My Writing Process: Resisting the Brownie

Leslie Cohen
May 8 2019
Share My Writing Process: Resisting the Brownie

Hi. My name is Leslie. And I’m addicted to sugar. Okay, not all sugar at all times. But specifically, the delightful array of snacks that accompany me while writing. Of course, it started out innocently. I just wanted a small jolt of energy while working! My first novel was written in association with a landslide of croissants. My creativity is simply fueled by sour strawberries, I explain to the imaginary naysayers.

Well, suffice it to say that the situation got out of control, and one day, I realized that I actually couldn’t write without some form of junk food within my grasp. I decided that I needed to stop. It was a bad habit that, unlike the edits to my second novel, needed immediate fixing. I wasn’t procrastinating. Not at all. This was important. For my health and general well-being!

I started by rounding up all the cookies and candy and organic Fruit by the Foot in my apartment and put them into a bag. I couldn’t bear throwing them out completely (what if there was an emergency!), so I placed the bag just outside the back door to my apartment. Shockingly, this didn’t work and simply resulted in me going outside for snacks, essentially trick-or-treating at my own apartment.

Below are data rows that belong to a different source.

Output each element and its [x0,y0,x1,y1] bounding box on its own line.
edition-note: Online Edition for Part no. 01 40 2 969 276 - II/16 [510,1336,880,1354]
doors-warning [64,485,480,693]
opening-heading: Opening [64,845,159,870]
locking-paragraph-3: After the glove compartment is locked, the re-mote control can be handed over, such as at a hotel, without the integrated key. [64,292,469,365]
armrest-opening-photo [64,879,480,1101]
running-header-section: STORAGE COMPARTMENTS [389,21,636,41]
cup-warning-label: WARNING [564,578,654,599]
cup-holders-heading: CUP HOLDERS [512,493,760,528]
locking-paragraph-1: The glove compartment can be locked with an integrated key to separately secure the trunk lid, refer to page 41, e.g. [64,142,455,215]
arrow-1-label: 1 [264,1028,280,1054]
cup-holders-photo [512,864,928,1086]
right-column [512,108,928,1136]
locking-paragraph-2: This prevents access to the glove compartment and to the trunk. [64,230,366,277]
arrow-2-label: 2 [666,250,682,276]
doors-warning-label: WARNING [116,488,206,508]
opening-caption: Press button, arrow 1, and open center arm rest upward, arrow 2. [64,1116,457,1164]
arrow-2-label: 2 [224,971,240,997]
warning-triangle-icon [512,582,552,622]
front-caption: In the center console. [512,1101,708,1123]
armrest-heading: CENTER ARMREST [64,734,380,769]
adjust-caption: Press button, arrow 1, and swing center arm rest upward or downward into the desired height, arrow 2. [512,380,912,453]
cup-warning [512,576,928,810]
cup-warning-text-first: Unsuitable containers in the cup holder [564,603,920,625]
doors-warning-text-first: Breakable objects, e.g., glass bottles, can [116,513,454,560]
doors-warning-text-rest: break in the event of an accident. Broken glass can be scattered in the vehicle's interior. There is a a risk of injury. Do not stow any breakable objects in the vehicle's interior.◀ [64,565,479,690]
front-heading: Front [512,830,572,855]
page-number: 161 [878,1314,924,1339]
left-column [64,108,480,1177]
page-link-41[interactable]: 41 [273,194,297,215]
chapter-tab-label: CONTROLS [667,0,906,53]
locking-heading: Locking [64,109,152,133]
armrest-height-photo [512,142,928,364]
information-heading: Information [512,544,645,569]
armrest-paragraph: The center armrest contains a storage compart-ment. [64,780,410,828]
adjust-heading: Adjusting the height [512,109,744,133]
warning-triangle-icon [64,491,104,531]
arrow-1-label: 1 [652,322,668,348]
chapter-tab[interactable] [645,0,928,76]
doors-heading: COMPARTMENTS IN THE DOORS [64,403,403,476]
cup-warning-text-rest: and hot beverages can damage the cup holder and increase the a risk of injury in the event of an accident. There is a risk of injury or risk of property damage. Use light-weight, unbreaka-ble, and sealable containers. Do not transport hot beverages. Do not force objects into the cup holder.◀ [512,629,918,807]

A psychologist friend of mine suggested I try exposure therapy, a.k.a. a technique in which you treat a patient’s anxiety about a certain issue by exposing the patient to the anxiety source to help them overcome it. To me, this meant one thing: placing a brownie next to my computer all day and seeing what happens.

I considering documenting my progress the way that all scientists have in the past, via Insta story, but then I realized that those disappear within 24 hours, and I want future generations to benefit from my research.

Okay. Here goes.


8:45 am: Not really interested in the brownie. Exposure therapy working. Or maybe it’s just really early.

10:00 am: Distracted by ten straight minutes of writing. And sorting out this whole Tristan/Khloé situation. Which led to pictures of Kylie Jenner’s house. Hot damn, that’s a lot of handbags.

11:12 am: It’s 11:12 am. Do you know where your children are, and that lunch is just around the corner? Anything in the 11’s means I can eat lunch now and it would be totally okay. Game plan: eat a lot of lunch and reduce the need for brownie.

11:13 am: Consider alternate plan of eating brownie instead of lunch. Rationalize: I don’t need lunch. What is lunch but a sandwich, or a salad on a bad day? No. Stay strong!

11:45 am: Ate lunch. Told brownie: you’re not the boss of me! Got a big laugh in my head, but not at the library where I next went, because while you can stare at brownies there, you definitely can’t eat or talk to them. Decided to go home, where I can talk to all my desserts in peace. Considered leaving brownie at the library, but feeling like we’ve become friends. At the very least, we’re in this together.

1:03 pm: Post-lunch haze has worn off. Have convinced myself of sentimental attachment to brownie in order not to eat it. We walked across Central Park together…good times! Saw an article posted on Facebook by vegan friend about how fish have feelings and we therefore shouldn’t eat them. Wondering if corresponding article exists about brownies.

2:00 pm: Wonder if experiment will fail if instead of eating brownie, I go out and eat an ice cream sundae? Anti-sugar campaign could easily start tomorrow. You know what they say…there’s no day like tomorrow. I believe it was the great Confucius who once said: What you say in the present becomes more vague and less achievable in the future.

3:23 pm: ONE bite. Just ONE. I’ll eat a handful of cashews after, because protein?!?! Pleeeeeeease.

3:30 pm: That bite may have been a mistake. Now scouring my apartment for alternative brownie-like substance. Decide to replace one addiction with another and go on Instagram. Yes. Working. Distracted.

4:34 pm: Fallen into a tunnel of family beach photos of families I don’t know. It is always beach season on Instagram. Maybe it’s also National Brownie Day? Let’s check. I’d have to celebrate. DAMN! National Pretzel Day. There is no justice in this world.

5:06 pm: Manage to escape Instagram and do twenty minutes of writing, and then decide to head to nytimes.com to make sure nothing crazy has happened. Accidentally stumble upon some hard news. Consider eating brownie because life is short and sad, and though I signed up for this experiment the only constant in this world is change.

5:46 pm: Email film agent about a project. Get his automated out-of-office response. He, too, is at the beach. Convince myself he’s not avoiding me. No news not necessarily bad news. Will hear back… Hopefully soon. Email regular agent to see if contract for second novel has been sorted out. He responds. Still waiting. Hopefully soon. Also inquire about royalty statements for first novel; perhaps a check was included, maybe, in a wildly optimistic gesture by publisher. Still waiting, he says. Hopefully soon.

Eat brownie. Instant satisfaction. A rare thing in the life of a writer.